La situation de notre pays exige que tous les moyens soient mis en œuvre pour créer une large et forte alternative capable de défendre et de mettre en place une transition démocratique vers une nouvelle Algérie fondée sur la démocratie, les libertés individuelles et collectives, cultuelles ainsi que les droits de la personne humaine. La conjugaison des efforts de toutes les énergies peut faire reculer toutes les velléités de pérennisation de l’ancien système. Toute résistance aux aspirations de changements portés haut et fort par le peuple depuis plusieurs semaines ne fera qu’aggraver la situation. Les acteurs politiques, la société civile, le mouvement syndical et ceux qui œuvrent pour une rupture radicale avec  l’ancien système doivent conjuguer leurs forces pour imposer les actions et institutions exigées pour une véritable transition démocratique.

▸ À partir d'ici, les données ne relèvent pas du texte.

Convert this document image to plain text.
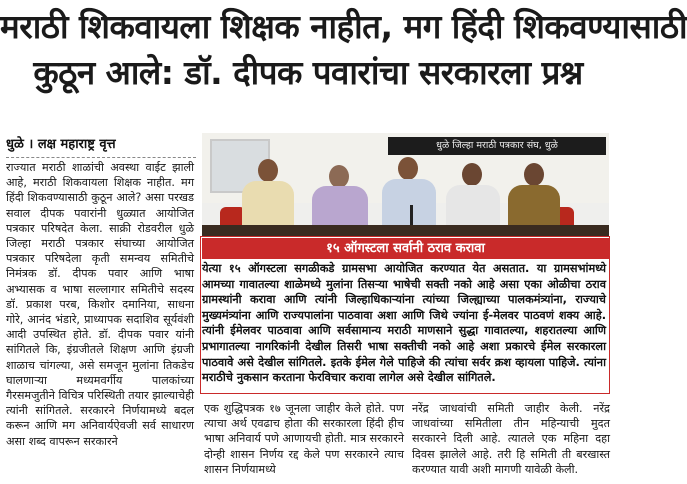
मराठी शिकवायला शिक्षक नाहीत, मग हिंदी शिकवण्यासाठी
कुठून आले: डॉ. दीपक पवारांचा सरकारला प्रश्न
धुळे । लक्ष महाराष्ट्र वृत्त
राज्यात मराठी शाळांची अवस्था वाईट झाली आहे, मराठी शिकवायला शिक्षक नाहीत. मग हिंदी शिकवण्यासाठी कुठून आले? असा परखड सवाल दीपक पवारांनी धुळ्यात आयोजित पत्रकार परिषदेत केला. साक्री रोडवरील धुळे जिल्हा मराठी पत्रकार संघाच्या आयोजित पत्रकार परिषदेला कृती समन्वय समितीचे निमंत्रक डॉ. दीपक पवार आणि भाषा अभ्यासक व भाषा सल्लागार समितीचे सदस्य डॉ. प्रकाश परब, किशोर दमानिया, साधना गोरे, आनंद भंडारे, प्राध्यापक सदाशिव सूर्यवंशी आदी उपस्थित होते. डॉ. दीपक पवार यांनी सांगितले कि, इंग्रजीतले शिक्षण आणि इंग्रजी शाळाच चांगल्या, असे समजून मुलांना तिकडेच घालणाऱ्या मध्यमवर्गीय पालकांच्या गैरसमजुतीने विचित्र परिस्थिती तयार झाल्याचेही त्यांनी सांगितले. सरकारने निर्णयामध्ये बदल करून आणि मग अनिवार्यऐवजी सर्व साधारण असा शब्द वापरून सरकारने
धुळे जिल्हा मराठी पत्रकार संघ, धुळे
१५ ऑगस्टला सर्वानी ठराव करावा
येत्या १५ ऑगस्टला सगळीकडे ग्रामसभा आयोजित करण्यात येत असतात. या ग्रामसभांमध्ये आमच्या गावातल्या शाळेमध्ये मुलांना तिसऱ्या भाषेची सक्ती नको आहे असा एका ओळीचा ठराव ग्रामस्थांनी करावा आणि त्यांनी जिल्हाधिकाऱ्यांना त्यांच्या जिल्ह्याच्या पालकमंत्र्यांना, राज्याचे मुख्यमंत्र्यांना आणि राज्यपालांना पाठवावा अशा आणि जिथे ज्यांना ई-मेलवर पाठवणं शक्य आहे. त्यांनी ईमेलवर पाठवावा आणि सर्वसामान्य मराठी माणसाने सुद्धा गावातल्या, शहरातल्या आणि प्रभागातल्या नागरिकांनी देखील तिसरी भाषा सक्तीची नको आहे अशा प्रकारचे ईमेल सरकारला पाठवावे असे देखील सांगितले. इतके ईमेल गेले पाहिजे की त्यांचा सर्वर क्रश व्हायला पाहिजे. त्यांना मराठीचे नुकसान करताना फेरविचार करावा लागेल असे देखील सांगितले.
एक शुद्धिपत्रक १७ जूनला जाहीर केले होते. पण त्याचा अर्थ एवढाच होता की सरकारला हिंदी हीच भाषा अनिवार्य पणे आणायची होती. मात्र सरकारने दोन्ही शासन निर्णय रद्द केले पण सरकारने त्याच शासन निर्णयामध्ये
नरेंद्र जाधवांची समिती जाहीर केली. नरेंद्र जाधवांच्या समितीला तीन महिन्याची मुदत सरकारने दिली आहे. त्यातले एक महिना दहा दिवस झालेले आहे. तरी हि समिती ती बरखास्त करण्यात यावी अशी मागणी यावेळी केली.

Une refonte du mode d’organisation politico-institutionnelle de l’Etat passe irrémédiablement par sa consécration constitutionnelle qui doit englober l’affirmation de la nature républicaine de l’Etat et sera garantie dans la société, par un cadre institutionnel adéquat conformément aux principes contenus dans la déclaration universelle des droits de l’Homme et du citoyen. C’est pourquoi notre responsabilité historique exige rigueur et lucidité pour ne pas succomber aux chants des sirènes que représente un simulacre de transition conduite par les acteurs du système pour le renouveau de ce dernier. Cela reviendra à dilapider ce capital en matière de mobilisation, de confiance et de cohésion, ce qui va participer à une régression historique de la société qui, historiquement, politiquement et socialement, a atteint la maturité nécessaire lui permettant d’assumer pleinement son combat démocratique et de le faire aboutir.

  L’Etat centraliste jacobin calqué sur le modèle du colonisateur français a conduit le pays à cette impasse historique.  La déconstruction graduelle de cet état centralisé au profit d’un Etat fédéral des régions est un impératif à même de garantir le sauvetage de la nation en péril. Ce passage obligé vers cette Algérie plurielle nécessite la mobilisation et l’engagement sans faille de toutes les forces saines pour la construction et la consolidation d’un cadre fédérateur capable de porter ce projet d’une Algérie nouvelle.